2. La calidad genética y las mutaciones genéticas en el 10% de los pacientes con EA tienen antecedentes familiares claros, especialmente en pacientes antes de los 65 años, por lo que los antecedentes familiares son un factor de riesgo importante, algunas personas piensan que los familiares de primer grado con EA tienen entre 80 y 90 años cuando alrededor del 50% de la enfermedad, El riesgo es de 2 a 4 veces mayor que el de la EA libre de familia. La AD autosómica dominante de inicio temprano es relativamente rara. Actualmente, solo 120 familias en el mundo portan ciertos genes patógenos. Los genes relacionados con la patogénesis de FAD incluyen el No. 21 y el No. 14 , cromosomas 1 y 19, se ha encontrado que FAD es una enfermedad genética autosómica dominante con heterogeneidad genética.

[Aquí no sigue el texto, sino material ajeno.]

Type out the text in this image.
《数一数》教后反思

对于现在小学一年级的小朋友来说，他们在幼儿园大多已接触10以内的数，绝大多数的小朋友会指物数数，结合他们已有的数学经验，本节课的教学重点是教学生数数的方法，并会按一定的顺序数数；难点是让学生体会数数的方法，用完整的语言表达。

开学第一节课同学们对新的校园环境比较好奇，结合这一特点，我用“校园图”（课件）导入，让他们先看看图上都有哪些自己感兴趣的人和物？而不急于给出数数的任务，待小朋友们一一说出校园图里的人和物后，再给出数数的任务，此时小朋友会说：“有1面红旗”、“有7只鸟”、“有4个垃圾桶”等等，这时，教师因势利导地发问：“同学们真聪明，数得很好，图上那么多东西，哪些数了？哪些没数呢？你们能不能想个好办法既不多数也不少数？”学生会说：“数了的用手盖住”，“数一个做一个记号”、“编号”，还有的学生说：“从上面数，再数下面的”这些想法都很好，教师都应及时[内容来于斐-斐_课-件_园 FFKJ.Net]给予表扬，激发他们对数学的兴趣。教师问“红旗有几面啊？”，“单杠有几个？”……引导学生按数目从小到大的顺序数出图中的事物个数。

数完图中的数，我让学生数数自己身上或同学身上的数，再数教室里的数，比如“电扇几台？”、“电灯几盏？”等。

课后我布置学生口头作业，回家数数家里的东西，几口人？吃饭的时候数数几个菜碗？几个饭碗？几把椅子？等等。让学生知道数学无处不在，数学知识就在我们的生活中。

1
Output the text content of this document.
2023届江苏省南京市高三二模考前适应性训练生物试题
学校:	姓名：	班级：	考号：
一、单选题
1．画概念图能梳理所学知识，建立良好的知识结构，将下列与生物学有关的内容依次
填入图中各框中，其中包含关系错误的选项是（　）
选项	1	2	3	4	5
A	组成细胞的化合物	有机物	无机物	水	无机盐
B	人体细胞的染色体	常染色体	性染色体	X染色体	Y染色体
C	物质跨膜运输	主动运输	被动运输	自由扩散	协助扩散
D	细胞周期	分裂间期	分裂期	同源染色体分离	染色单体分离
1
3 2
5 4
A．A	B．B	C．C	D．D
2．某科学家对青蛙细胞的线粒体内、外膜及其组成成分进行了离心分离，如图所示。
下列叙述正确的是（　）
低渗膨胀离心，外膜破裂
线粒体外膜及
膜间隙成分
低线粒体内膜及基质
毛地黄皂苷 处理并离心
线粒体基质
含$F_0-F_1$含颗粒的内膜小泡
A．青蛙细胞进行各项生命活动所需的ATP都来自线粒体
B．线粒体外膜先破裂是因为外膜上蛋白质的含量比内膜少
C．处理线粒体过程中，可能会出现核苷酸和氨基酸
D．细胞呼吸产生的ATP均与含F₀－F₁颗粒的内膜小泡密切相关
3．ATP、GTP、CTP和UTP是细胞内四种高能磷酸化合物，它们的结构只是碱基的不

(1) Algunas familias tienen mutaciones en el gen precursor de la proteína amiloide (APP) en el cromosoma 21, y se han encontrado varias mutaciones del gen APP en el FAD de inicio temprano. La edad de aparición es <65 años, lo cual es raro.

(2) Algunas familias están asociadas con la mutación del gen de la proteína transmembrana presenilina 1 (PS1) en el cromosoma 14, el FAD es de inicio temprano y está asociado con 30% a 50% de la EA de inicio temprano. La causa principal de FAD es un curso maligno.

(3) Se ha encontrado que un FAD nacional alemán está asociado con una mutación en el gen presenilina 2 (PS2) ubicado en el cromosoma 1, que puede ser causado por un exceso de A142.

(4) El polimorfismo del alelo de la apolipoproteína E-4 (Apo E4) en el cromosoma 19 está presente en la población normal, y el alelo Apo E4 puede aumentar significativamente el riesgo de FAD de inicio tardío o AD esporádica a partir de los 60 años de edad. ApoE tiene tres alelos: 2, 3, 4, que pueden formar genotipos como 4 / 4, 4 / 3, 4 / 2, 3 / 3, 3 / 2 y 2 / 2, y 4 aumenta el riesgo de EA. Y para establecer la edad de inicio, 2 reduce el riesgo de EA y retrasa la edad de aparición, el genotipo ApoE4 / 4 80 años después de la aparición de AD es tres veces el riesgo de un genotipo no 4, a menudo en los 60 a 70 años, los resultados estadísticos anteriores son No indica una relación necesaria. La interpretación de estos resultados debe ser cautelosa y solo puede considerarse como un factor sensible. Apo E 4 no puede usarse simplemente para el diagnóstico de EA.

(5) Otras proteínas como la macroglobulina 2 y su receptor, la proteína relacionada con el receptor de lipoproteínas de baja densidad, también aumentaron significativamente el riesgo de EA en los ancianos.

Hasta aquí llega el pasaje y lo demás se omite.